American Tropics Towards a Literary Geography
Maria Cristina Fumagalli, Peter Hulme, Owen Robinson, Lesley Wylie
This series offers a new approach to the writing of literary history. For more than two centuries literary history has been based on the Romantic idea of the nation state: literature has been seen as the expression of an evolving national identity and literary history therefore written backwards, with a teleological sense of what the boundaries of a particular nation would look like, even when dealing with writing produced when those boundaries were different or non-existent. In this series the approach is geographical, in the sense that the focus is on regions within an area which crosses national borders. The development of the discipline of cultural geography has encouraged more sophisticated analyses of notions of place and region, which this series brings to bear on its materials.
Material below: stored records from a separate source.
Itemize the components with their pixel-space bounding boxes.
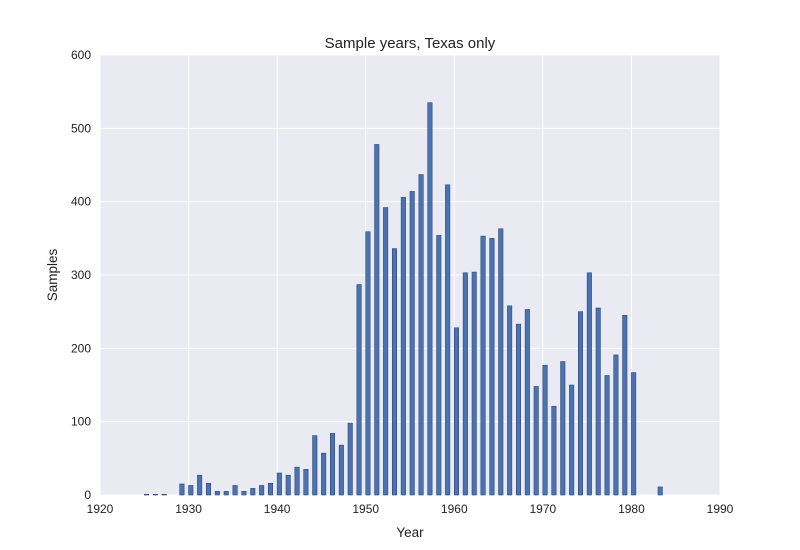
bar-1965 (498, 228, 504, 496)
x-tick-label: 1940 (264, 502, 291, 516)
bar-1944 (312, 435, 318, 496)
bar-1974 (577, 311, 584, 496)
bar-1950 (365, 231, 371, 496)
bar-1976 (595, 307, 601, 496)
bar-1967 (515, 323, 522, 496)
bar-1937 (250, 488, 256, 496)
bar-1959 (445, 184, 451, 496)
x-tick-label: 1970 (530, 502, 557, 516)
bar-1943 (303, 469, 309, 496)
bar-1953 (391, 248, 398, 496)
bar-1932 (205, 482, 212, 496)
bar-1942 (294, 466, 300, 496)
y-tick-labels: 0 100 200 300 400 500 600 (71, 48, 91, 502)
bar-1927 (161, 493, 167, 496)
bar-1940 (276, 472, 282, 496)
bar-1960 (453, 327, 460, 496)
bar-1936 (241, 491, 247, 496)
bar-1929 (179, 483, 185, 496)
x-tick-label: 1980 (618, 502, 645, 516)
bar-1973 (569, 384, 575, 496)
bar-1934 (223, 491, 229, 496)
bar-1946 (329, 433, 336, 496)
bar-1951 (374, 144, 380, 496)
bar-1962 (471, 271, 477, 496)
x-axis-label: Year (396, 525, 424, 540)
y-tick-label: 500 (71, 121, 91, 135)
bar-1945 (321, 452, 327, 496)
bar-1947 (338, 444, 344, 496)
bar-1969 (533, 386, 539, 496)
bar-1980 (631, 372, 637, 496)
bar-1938 (259, 485, 265, 496)
y-tick-label: 100 (71, 415, 91, 429)
bar-1957 (427, 102, 433, 496)
bar-1958 (436, 235, 442, 496)
bar-1926 (152, 493, 158, 496)
bars (143, 102, 663, 496)
bar-1975 (586, 272, 592, 496)
bar-1948 (347, 422, 353, 496)
x-tick-label: 1930 (175, 502, 202, 516)
bar-1935 (232, 485, 238, 496)
bar-1925 (143, 493, 150, 496)
bar-1933 (214, 491, 220, 496)
x-tick-label: 1990 (707, 502, 734, 516)
y-tick-label: 200 (71, 341, 91, 355)
bar-1952 (383, 207, 389, 496)
bar-1966 (507, 305, 513, 496)
x-tick-label: 1920 (87, 502, 114, 516)
y-axis-label: Samples (45, 248, 60, 301)
bar-1979 (622, 315, 628, 496)
bar-1983 (657, 486, 663, 496)
bar-1970 (542, 364, 548, 496)
bar-1939 (267, 482, 274, 496)
bar-1977 (604, 375, 610, 496)
y-tick-label: 0 (84, 488, 91, 502)
bar-1941 (285, 474, 291, 496)
bar-1961 (462, 272, 468, 496)
bar-1972 (560, 361, 566, 496)
bar-1963 (480, 235, 486, 496)
bar-1954 (400, 196, 406, 496)
bar-1978 (613, 354, 619, 496)
x-tick-labels: 1920 1930 1940 1950 1960 1970 1980 1990 (87, 502, 734, 516)
bar-1931 (197, 474, 203, 496)
bar-1956 (418, 174, 424, 496)
y-tick-label: 600 (71, 48, 91, 62)
x-tick-label: 1950 (352, 502, 379, 516)
bar-1964 (489, 238, 495, 496)
bar-1949 (356, 284, 362, 496)
bar-1955 (409, 191, 415, 496)
bar-1968 (524, 309, 530, 496)
bar-1930 (188, 485, 194, 496)
y-tick-label: 300 (71, 268, 91, 282)
x-tick-label: 1960 (441, 502, 468, 516)
chart-title: Sample years, Texas only (325, 35, 496, 52)
bar-1971 (551, 405, 557, 496)
y-tick-label: 400 (71, 195, 91, 209)
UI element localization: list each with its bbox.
American Tropics refers to a kind of extended Caribbean, an area which includes the southern USA, the Atlantic littoral of Central America, the Caribbean islands, and northern South America. European colonial powers fought intensively here against indigenous populations and against each other for control of land and resources. This area shares a history in which the dominant fact is the arrival of millions of white Europeans and black Africans; shares an environment which is tropical or sub-tropical; and shares a socio-economic model (the plantation), whose effects lasted at least well into the twentieth century. The imaginative space of the American Tropics therefore offers a differently-centred literary history from those conventionally produced as US, Caribbean, or Latin American literature.